How does shopping (for food/clothes/household items etc.) differ compared to back home?

Shopping is one of Dubai’s main attractions. The city has one of the world’s biggest shopping malls and a plethora of merchandise for all tastes and budgets.

From the enormous Dragon Mart, a megaplex teeming with a comprehensive list of goods from China to the luxuriously and creatively designed Dubai Mall in the shadow of the tallest building in the world. The Burj Khalifa, full of upscale boutiques and brands - there is something for everyone. I find that shopping here is different than in Croatia or the USA for example in terms of selection.
The goods are as varied as the occupants of the city. That adds to the appeal…and the temptation. Traditional spice and gold souks, Versace, Louboutins, Marks and Spencer, Boots, Spinneys…Ikea…Daiso etc…We have a little dash…a taste from every side of the world and intended for all budgets.


What do you like about life where you are?

Dubai has allure and charisma - a certain mystery brought on by my romantic envisions of Lawrence of Arabia, Lion of the Desert and most recently Black Gold movies. It is a city of shifting sands and an ever changing map and skyline.

My number one of reasons I love living here is multiculture. Because of my eclectic upbringing (my mother is Croatian, father Serbian and stepfather Sudanese/Muslim) and because I value diversity so much this is a city I feel I can both blend into stand out at the same time. I love how all of these ethnic groups mingle with each other in a beautiful choreography of appreciation, each taking delight in the others’ culture and traditions.

During the festival of Diwali or Eid or Christmas everyone gets into the spirit.

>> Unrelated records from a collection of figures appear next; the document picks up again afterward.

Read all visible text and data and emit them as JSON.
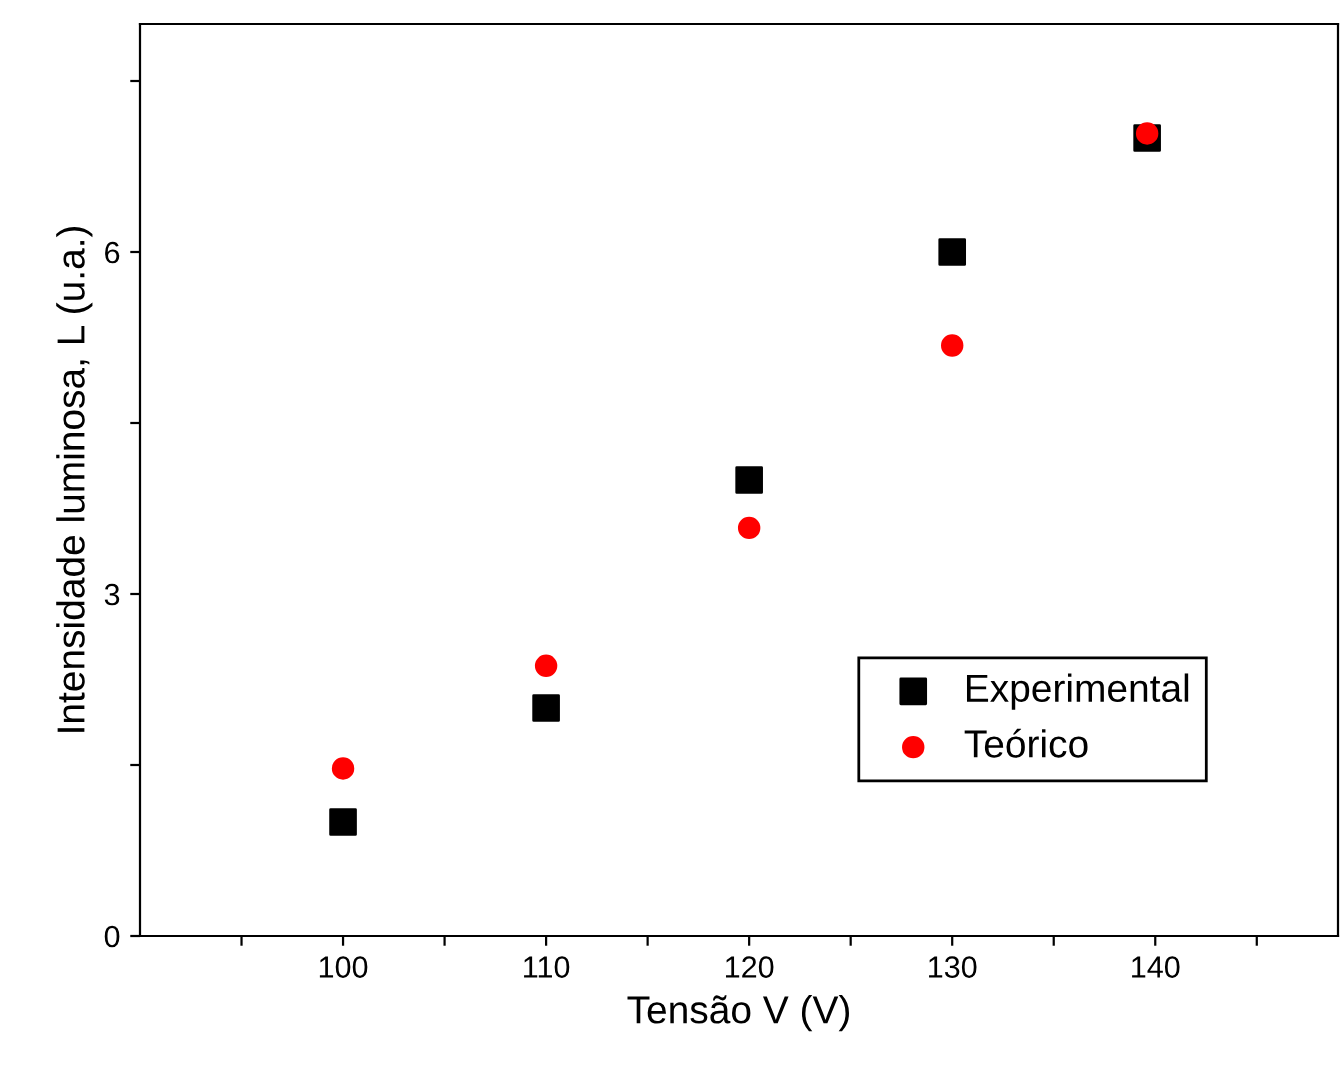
{
  "chart_data": {
    "type": "scatter",
    "xlabel": "Tensão V (V)",
    "ylabel": "Intensidade luminosa, L (u.a.)",
    "xlim": [
      90,
      149
    ],
    "ylim": [
      0,
      8
    ],
    "xticks": [
      {
        "value": 95,
        "label": null
      },
      100,
      {
        "value": 105,
        "label": null
      },
      110,
      {
        "value": 115,
        "label": null
      },
      120,
      {
        "value": 125,
        "label": null
      },
      130,
      {
        "value": 135,
        "label": null
      },
      140,
      {
        "value": 145,
        "label": null
      }
    ],
    "yticks": [
      0,
      {
        "value": 1.5,
        "label": null
      },
      3,
      {
        "value": 4.5,
        "label": null
      },
      6,
      {
        "value": 7.5,
        "label": null
      }
    ],
    "grid": false,
    "legend": "bottom right",
    "series": [
      {
        "name": "Experimental",
        "color": "#000000",
        "marker": "square",
        "x": [
          100,
          110,
          120,
          130,
          139.6
        ],
        "values": [
          1.0,
          2.0,
          4.0,
          6.0,
          7.0
        ]
      },
      {
        "name": "Teórico",
        "color": "#ff0000",
        "marker": "circle",
        "x": [
          100,
          110,
          120,
          130,
          139.6
        ],
        "values": [
          1.47,
          2.37,
          3.58,
          5.18,
          7.04
        ]
      }
    ]
  }
}
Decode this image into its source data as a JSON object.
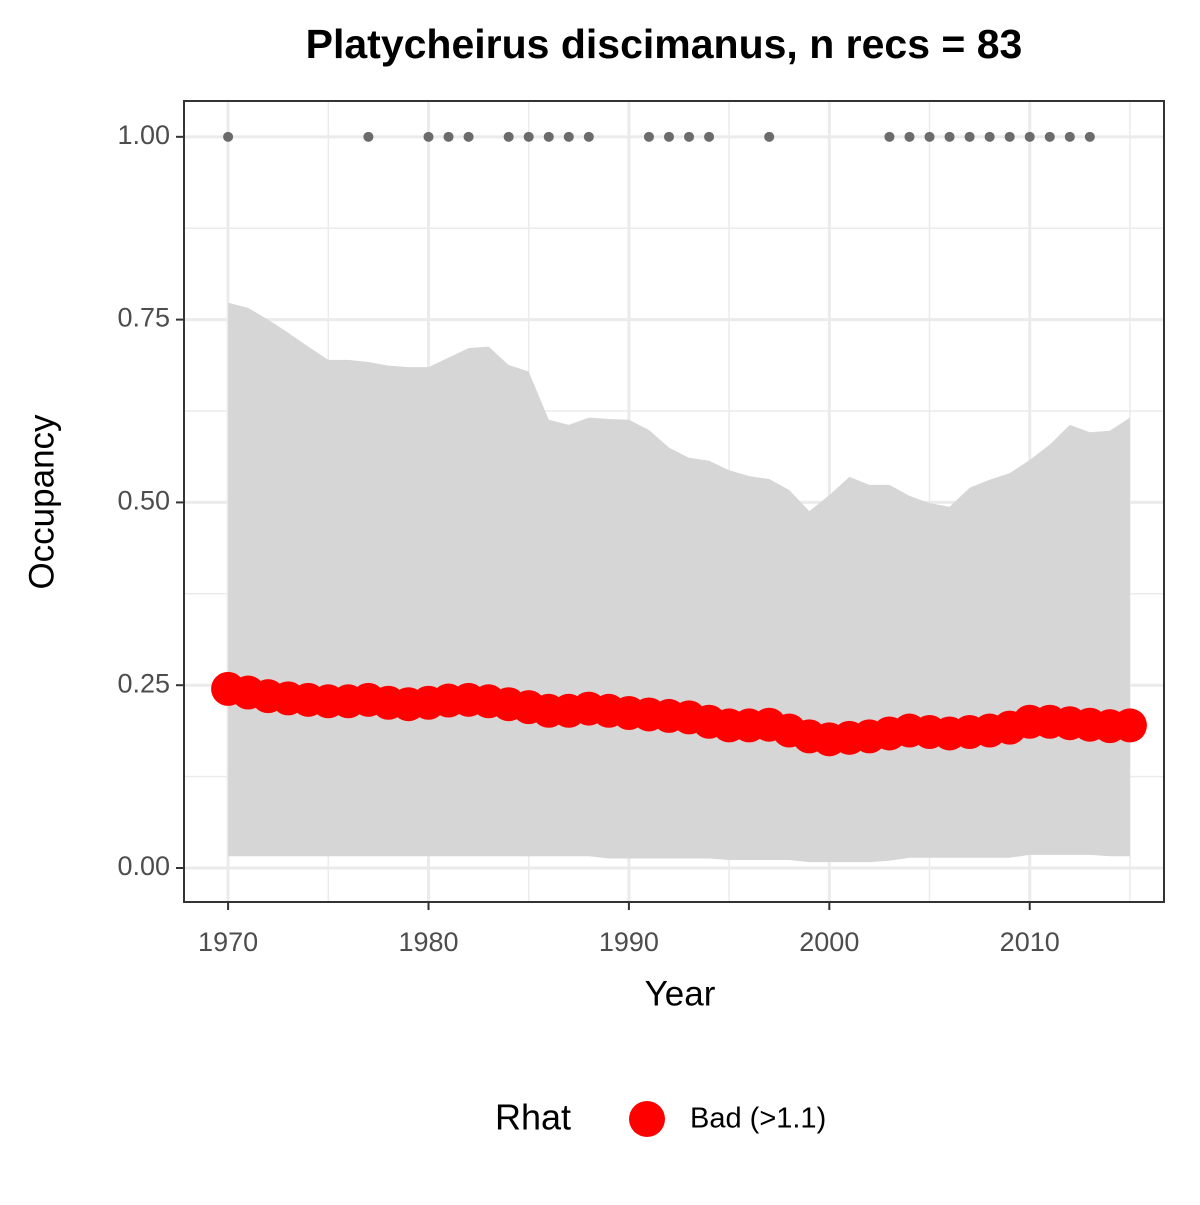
{
  "chart_data": {
    "type": "line",
    "title": "Platycheirus discimanus, n recs = 83",
    "x_label": "Year",
    "y_label": "Occupancy",
    "x": [
      1970,
      1971,
      1972,
      1973,
      1974,
      1975,
      1976,
      1977,
      1978,
      1979,
      1980,
      1981,
      1982,
      1983,
      1984,
      1985,
      1986,
      1987,
      1988,
      1989,
      1990,
      1991,
      1992,
      1993,
      1994,
      1995,
      1996,
      1997,
      1998,
      1999,
      2000,
      2001,
      2002,
      2003,
      2004,
      2005,
      2006,
      2007,
      2008,
      2009,
      2010,
      2011,
      2012,
      2013,
      2014,
      2015
    ],
    "series": [
      {
        "name": "Bad (>1.1)",
        "color": "#ff0000",
        "values": [
          0.245,
          0.24,
          0.235,
          0.232,
          0.23,
          0.228,
          0.228,
          0.23,
          0.226,
          0.224,
          0.226,
          0.229,
          0.23,
          0.228,
          0.224,
          0.22,
          0.215,
          0.215,
          0.218,
          0.215,
          0.212,
          0.21,
          0.208,
          0.206,
          0.2,
          0.195,
          0.195,
          0.196,
          0.188,
          0.18,
          0.176,
          0.178,
          0.18,
          0.184,
          0.188,
          0.186,
          0.184,
          0.186,
          0.188,
          0.192,
          0.2,
          0.2,
          0.198,
          0.196,
          0.194,
          0.195
        ],
        "upper": [
          0.773,
          0.766,
          0.75,
          0.732,
          0.713,
          0.695,
          0.695,
          0.692,
          0.687,
          0.685,
          0.685,
          0.698,
          0.711,
          0.713,
          0.688,
          0.679,
          0.613,
          0.606,
          0.616,
          0.614,
          0.613,
          0.599,
          0.575,
          0.561,
          0.557,
          0.544,
          0.536,
          0.532,
          0.517,
          0.488,
          0.51,
          0.535,
          0.524,
          0.524,
          0.509,
          0.499,
          0.494,
          0.52,
          0.531,
          0.54,
          0.558,
          0.579,
          0.606,
          0.596,
          0.598,
          0.616
        ],
        "lower": [
          0.016,
          0.016,
          0.016,
          0.016,
          0.016,
          0.016,
          0.016,
          0.016,
          0.016,
          0.016,
          0.016,
          0.016,
          0.016,
          0.016,
          0.016,
          0.016,
          0.016,
          0.016,
          0.016,
          0.013,
          0.013,
          0.013,
          0.013,
          0.013,
          0.013,
          0.011,
          0.011,
          0.011,
          0.011,
          0.008,
          0.008,
          0.008,
          0.008,
          0.01,
          0.014,
          0.014,
          0.014,
          0.014,
          0.014,
          0.014,
          0.018,
          0.018,
          0.018,
          0.018,
          0.016,
          0.016
        ]
      }
    ],
    "ribbon_color": "#d6d6d6",
    "records": {
      "x": [
        1970,
        1977,
        1980,
        1981,
        1982,
        1984,
        1985,
        1986,
        1987,
        1988,
        1991,
        1992,
        1993,
        1994,
        1997,
        2003,
        2004,
        2005,
        2006,
        2007,
        2008,
        2009,
        2010,
        2011,
        2012,
        2013
      ],
      "values": [
        1,
        1,
        1,
        1,
        1,
        1,
        1,
        1,
        1,
        1,
        1,
        1,
        1,
        1,
        1,
        1,
        1,
        1,
        1,
        1,
        1,
        1,
        1,
        1,
        1,
        1
      ],
      "color": "#6b6b6b"
    },
    "legend_title": "Rhat",
    "legend_position": "bottom",
    "xlim": [
      1967.8,
      2016.7
    ],
    "ylim": [
      -0.0465,
      1.049
    ],
    "xticks": [
      1970,
      1980,
      1990,
      2000,
      2010
    ],
    "yticks": [
      {
        "value": 0,
        "label": "0.00"
      },
      {
        "value": 0.25,
        "label": "0.25"
      },
      {
        "value": 0.5,
        "label": "0.50"
      },
      {
        "value": 0.75,
        "label": "0.75"
      },
      {
        "value": 1,
        "label": "1.00"
      }
    ],
    "x_minor_ticks": [
      1975,
      1985,
      1995,
      2005,
      2015
    ],
    "y_minor_ticks": [
      0.125,
      0.375,
      0.625,
      0.875
    ],
    "grid": true
  }
}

I know Muslim families who put up a Christmas tree, go out for Easter Sunday brunch…Christian families enjoying the sunset breaking of fast with their Muslim friends during Ramadan, and children celebrating the Hindu festival of Diwali at their schools.

The very same issues I mentioned above that exhaust us and test us are curiously also the very things I like about Dubai. The dynamism and atmosphere, the myriad of events and entertainment at our disposal. I have witnessed countless stories of successes and personal transformations and believe it is due to the opportunities Dubai offers. To start fresh, to achieve…much of it is possible here.


What do you dislike about your expat life?

The weather - it is hot, humid and dusty for most of the year. Hordes of families escape with the sound of the last school bell in June. We have some great weather too, Nov-March, and some rain if we are lucky. It’s just that I quickly tend to forget those pleasant cool months with the approach of each summer.

Another reason not to like Dubai would be the traffic. More annoying than the constant development and construction of new roads and bridges, (which I realize is for our benefit) I am annoyed with the drivers. Like the ones who snobbishly cut in front of you after you have waited forty minutes in the lane and the nasty ones who never thank you when you let them ahead.


What advice would you give to anyone following in your footsteps?

Everyone has their own way of settling in and their own anticipations. What works for me might sound ridiculous to someone else. Most expats have probably perused books or articles in order to learn about their destination, thinking they will be ready.

But alas, no matter how organized they think they are, culture shock will occur. It will run its course as will the desire to flee to the safety of the familiar.

My suggestion would be that anyone moving here realizes that whatever they heard or read cannot prepare them completely. Most people from the West have certain views about life in Dubai, and about the Arab world and its people. After the initial period of adjustment they will find it is nothing like what they expected.

That is when they should dive in, exploring and marveling in this newfound world full of shiny new and remarkable things.